(CNN) -- What do you give the sheik who's already checked palaces and private planes off his royal wish list?
How about a menagerie of exotic animals?
That's partly the story of how a Noah's Ark of indigenous and introduced species came to populate Sir Bani Yas, once an inhospitable salt dome island in the Arabian Gulf.
Part of Abu Dhabi emirate, the previously private royal playground now welcomes visitors seeking an Arabian safari experience combined with an encounter with that non-indigenous desert species, the multi-star luxury hotel.
Animal-loving emir
The founder and first ruler of the United Arab Emirates, Sheik Zayed bin Sultan Al Nahyan started collecting many of the species now thriving in the island's huge wildlife park after, so the story goes, being given a bevy of exotic creatures as a gift when exploring Africa as a young royal.
Long before cheetahs, giraffes, Ethiopian hedgehogs -- and well-heeled tourists -- were introduced to Sir Bani Yas, however, Sheik Zayed was transforming the island with a particular aim: to save a native species that had virtually been wiped out.
The Arabian oryx, a kind of antelope, was officially declared extinct in the wild in the late 1960s.
Its plight moved the animal-loving emir to begin developing Sir Bani Yas (named after the local Bani Yas tribe) as a place to protect it.
Only the oryx
Arabian oryx: Sheik Zayed's first conservation love.
"The oryx is the main reason the island is the way it is today," says Matt Bottomer, an adventure guide who familiarizes visitors staying on Sir Bani Yas with its many resident creatures.

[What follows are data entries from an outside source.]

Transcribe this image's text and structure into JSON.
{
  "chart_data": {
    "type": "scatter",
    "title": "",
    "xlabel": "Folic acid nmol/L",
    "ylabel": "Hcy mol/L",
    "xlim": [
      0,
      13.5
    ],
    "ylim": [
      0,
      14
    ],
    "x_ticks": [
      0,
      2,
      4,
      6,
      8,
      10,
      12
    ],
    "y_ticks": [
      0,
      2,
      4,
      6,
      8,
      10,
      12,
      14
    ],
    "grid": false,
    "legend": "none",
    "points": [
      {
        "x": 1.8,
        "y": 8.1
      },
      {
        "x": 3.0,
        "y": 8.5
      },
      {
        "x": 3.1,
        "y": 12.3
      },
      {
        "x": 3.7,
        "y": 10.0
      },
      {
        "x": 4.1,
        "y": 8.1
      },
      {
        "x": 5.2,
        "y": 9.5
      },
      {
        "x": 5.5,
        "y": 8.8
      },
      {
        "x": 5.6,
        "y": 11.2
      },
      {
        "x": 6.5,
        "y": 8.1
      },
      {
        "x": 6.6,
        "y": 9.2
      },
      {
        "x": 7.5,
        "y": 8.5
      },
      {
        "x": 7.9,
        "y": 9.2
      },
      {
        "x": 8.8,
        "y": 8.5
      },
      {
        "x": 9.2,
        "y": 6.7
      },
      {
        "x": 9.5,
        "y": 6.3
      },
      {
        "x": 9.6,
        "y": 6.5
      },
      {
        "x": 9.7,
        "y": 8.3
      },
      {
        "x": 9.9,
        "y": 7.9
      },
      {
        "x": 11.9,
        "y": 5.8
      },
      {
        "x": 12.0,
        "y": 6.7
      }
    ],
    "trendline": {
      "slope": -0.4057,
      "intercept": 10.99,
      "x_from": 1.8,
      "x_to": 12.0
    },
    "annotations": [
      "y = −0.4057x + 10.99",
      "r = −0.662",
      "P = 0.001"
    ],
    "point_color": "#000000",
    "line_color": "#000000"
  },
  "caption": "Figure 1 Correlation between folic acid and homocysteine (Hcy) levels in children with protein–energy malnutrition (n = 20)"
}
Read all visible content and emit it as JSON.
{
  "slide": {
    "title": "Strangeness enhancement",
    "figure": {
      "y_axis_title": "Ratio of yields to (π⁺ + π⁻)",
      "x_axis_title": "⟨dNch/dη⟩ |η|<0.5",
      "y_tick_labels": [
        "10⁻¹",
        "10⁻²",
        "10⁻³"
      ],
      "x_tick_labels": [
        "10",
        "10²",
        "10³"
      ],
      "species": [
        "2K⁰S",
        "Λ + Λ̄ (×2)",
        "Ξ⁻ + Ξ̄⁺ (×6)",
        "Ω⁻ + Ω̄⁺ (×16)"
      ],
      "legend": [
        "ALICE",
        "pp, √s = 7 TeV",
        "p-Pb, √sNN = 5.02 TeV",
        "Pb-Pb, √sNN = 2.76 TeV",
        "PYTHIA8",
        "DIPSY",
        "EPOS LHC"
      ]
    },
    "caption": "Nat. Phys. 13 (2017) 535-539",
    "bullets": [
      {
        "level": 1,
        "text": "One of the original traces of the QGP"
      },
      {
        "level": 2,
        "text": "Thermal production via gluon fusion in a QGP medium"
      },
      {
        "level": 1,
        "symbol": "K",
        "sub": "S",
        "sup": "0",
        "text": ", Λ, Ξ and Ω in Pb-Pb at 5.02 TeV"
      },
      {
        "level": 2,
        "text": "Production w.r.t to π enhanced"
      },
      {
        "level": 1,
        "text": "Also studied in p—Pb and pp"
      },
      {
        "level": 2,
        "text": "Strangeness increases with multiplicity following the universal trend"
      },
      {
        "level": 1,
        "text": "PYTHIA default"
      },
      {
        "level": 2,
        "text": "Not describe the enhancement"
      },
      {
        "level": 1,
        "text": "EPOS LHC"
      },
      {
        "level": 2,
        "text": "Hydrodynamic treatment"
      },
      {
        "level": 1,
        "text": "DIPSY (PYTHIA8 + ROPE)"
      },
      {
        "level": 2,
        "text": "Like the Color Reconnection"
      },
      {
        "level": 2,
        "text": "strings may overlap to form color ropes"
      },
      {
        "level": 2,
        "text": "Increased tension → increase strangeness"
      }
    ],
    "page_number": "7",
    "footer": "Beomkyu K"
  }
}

"Sheikh Zayed searched the world to see if there were any oryx in captivity.
"He found a handful and started a breeding program here."
To prepare the island for those few remaining antelope in the early 1970s, the late sheik launched an extravagant project that might now be seen as a precursor to other slightly incongruous Middle Eastern behemoths, such as Dubai's indoor ski resort.
He decided literally to make the desert bloom.
Once desert, now forest
Hundreds of thousands of trees, including acacia, ghaf (the national tree of the UAE), frankincense, gum and mangrove were planted in the desert scrubland of the 87-square-kilometer island to create a habitat for the oryx and other animals.
The first trees didn't fare so well.
The antelope nibbled away at them a bit too eagerly, and they had to be replanted.
They've since grown to a forest of 4 million, irrigated by desalinated water pumped through an undersea pipeline from the mainland, giving the island an improbably green sheen in this desert environment.
As for the oryx, "now we have around 500 on Sir Bani Yas," Bottomer explains.
The herd has become healthy enough that animals bred on the island are released into the desert wilds of the mainland.
Indeed, some species have come to feel so at home in the wildlife park that other animals have been brought in to keep their numbers down.
Cheetahs were shipped over to eat the Arabian sand gazelle, which they hunt in the wild, Hyenas and jackals were brought in to clean up anything the big cats left.
Animal spectacle
Imported hyenas clean up after the imported cheetahs.
All of this makes for a great spectacle.
Only a limited number of visitors were allowed on the island when the wildlife park was established in the 1970s.
The weekend tours became so popular they had to be booked more than a year in advance.
Since Sheik Zayed's death, in 2004, Sir Bani Yas has gradually become more accessible.
Reached by a 50-seat plane from Dubai or Abu Dhabi, or a 250-kilometer drive from the UAE capital followed by a ferry crossing, Sir Bani Yas recreates a wilderness, but you won't be staying in a tent.
Accommodation is in one of three luxury resorts, meaning the wind-down from exploring the wildlife park on a safari-style drive, by foot on a guided walk or by mountain bike, is pretty pampered.
Wild drives
"You can get really close to the animals on the wildlife drives," Bottomer says.
"I've driven along and the cheetahs have been five meters from the car."
Guided wadi hikes in the mountains, nature walks on the southeast of the island and mountain biking inside and outside the park are even more direct ways of experiencing the territory.
Not all luxury: boot work on the island.
"Each offers the chance to find different animals in different habitats," Bottomer says.
The animals are the main attraction for most visitors, but you can also kayak along the mangrove shores or scuba dive off the island.
Funnily enough, one of animal you won't spot on Sir Bani Yas is a camel.
These ships of the desert do well enough on the mainland without needing the island's protection
They were also probably never a terribly original idea as a gift for a royal sheik.